A few blocks away from Andina, Scott Congdon runs the hip Hoxton hotel, at the intersection of NW Fourth Avenue and Burnside Street. In late February of this year he was coming off a good weekend—the hotel had hosted Deftones, in town to play the Moda Center. That made his Monday a busy one: One guest’s car got clipped by a hit-and-run driver at the valet, and another guest had to be 86’ed after tying one on at the bar. But that’s business. “Busy is a good thing right now,” Congdon says.
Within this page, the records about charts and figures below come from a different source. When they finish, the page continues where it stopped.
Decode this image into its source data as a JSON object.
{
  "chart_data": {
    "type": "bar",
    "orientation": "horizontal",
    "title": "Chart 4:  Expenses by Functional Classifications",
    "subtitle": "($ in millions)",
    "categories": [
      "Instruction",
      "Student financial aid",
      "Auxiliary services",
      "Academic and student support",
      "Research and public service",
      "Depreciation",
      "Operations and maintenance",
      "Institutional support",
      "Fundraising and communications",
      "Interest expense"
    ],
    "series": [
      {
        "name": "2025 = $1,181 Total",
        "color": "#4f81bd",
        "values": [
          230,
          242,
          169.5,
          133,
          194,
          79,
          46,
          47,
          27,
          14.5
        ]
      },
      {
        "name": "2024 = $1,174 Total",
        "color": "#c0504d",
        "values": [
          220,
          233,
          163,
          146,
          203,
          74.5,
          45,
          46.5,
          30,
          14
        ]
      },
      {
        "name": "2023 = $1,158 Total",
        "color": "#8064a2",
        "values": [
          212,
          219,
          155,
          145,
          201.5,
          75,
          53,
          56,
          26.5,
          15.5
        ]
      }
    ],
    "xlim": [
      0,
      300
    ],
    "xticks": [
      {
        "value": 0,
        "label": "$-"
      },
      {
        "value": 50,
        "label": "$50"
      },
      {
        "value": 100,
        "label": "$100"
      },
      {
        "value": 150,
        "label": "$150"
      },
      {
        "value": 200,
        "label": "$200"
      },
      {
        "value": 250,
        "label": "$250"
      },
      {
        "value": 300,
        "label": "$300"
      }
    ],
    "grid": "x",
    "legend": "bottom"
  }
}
What makes it hard to stay busy isn’t as specific to this neighborhood as some may think, he says; it’s about supply and demand citywide. When Portland started to pop as a destination in the late aughts, there were very few hotels in town to accommodate the crush of tourists arriving to check out the city. In response, developers and international boutique hotel chains went all in on Portland hospitality, spending the next decade scouting locations and awaiting permits. In a two-year period between 2018 and 2020, the Woodlark, Kex, Jupiter NEXT, the Hoxton, and multiple Hiltons and Hyatts opened within city limits. By the time the Ritz-Carlton began taking reservations in 2023, the city was oversaturated with hotels and vacation rentals.
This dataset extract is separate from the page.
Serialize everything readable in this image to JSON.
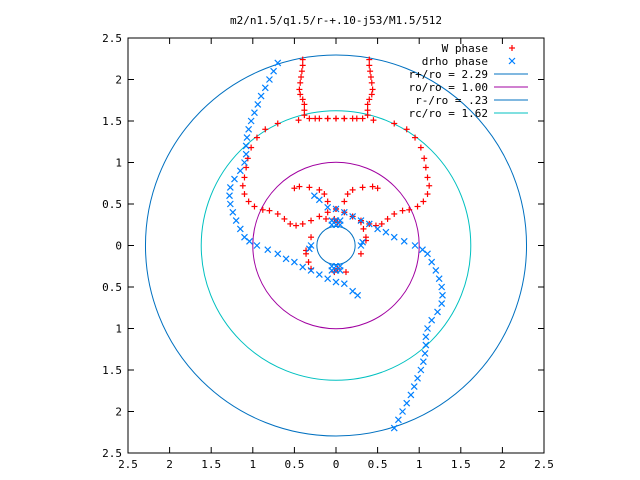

Pre-COVID, ambitious endeavors like the Ritz or the recently opened luxe thermal springs hotel Cascada made all kinds of sense. Now, it’s harder to see how Portland can fill all these rooms. According to Travel Portland, city center hotels sold over 400,000 more rooms in 2019 than they did in 2024, despite having 8.8 percent fewer available to reserve. Without a boom in business travelers, hoteliers here will continue to struggle.
To balm the bruising of the city’s reputation throughout the pandemic, Travel Portland took out a full-page ad in The New York Times spinning the city’s protest culture as a good thing, as a “passion [that] pushes the volume all the way up.” The agency funded influencers to shoot videos, and invited chef Matty Matheson and artist Alex 2tone, hosts of the podcast Powerful Truth Angels, to see the city for themselves.
It all helped, says Travel Portland vice president of communications and international tourism Marcus Hibdon. Despite the fact the city’s hotel rentals are still below prepandemic levels, we’re inching upward. However, according to Hibdon, companies tend to book future events years out, so in some ways we’re still in the lag between when COVID shut everything down and when Portland opened back up again. It will take time before that train is again chugging along. “We’re still recovering,” he says. “But word of mouth is working in our favor again. People coming to Portland are seeing a city that’s vibrant, with great events, a food scene as good as it ever was, and they’re going home and telling people they had a great time.”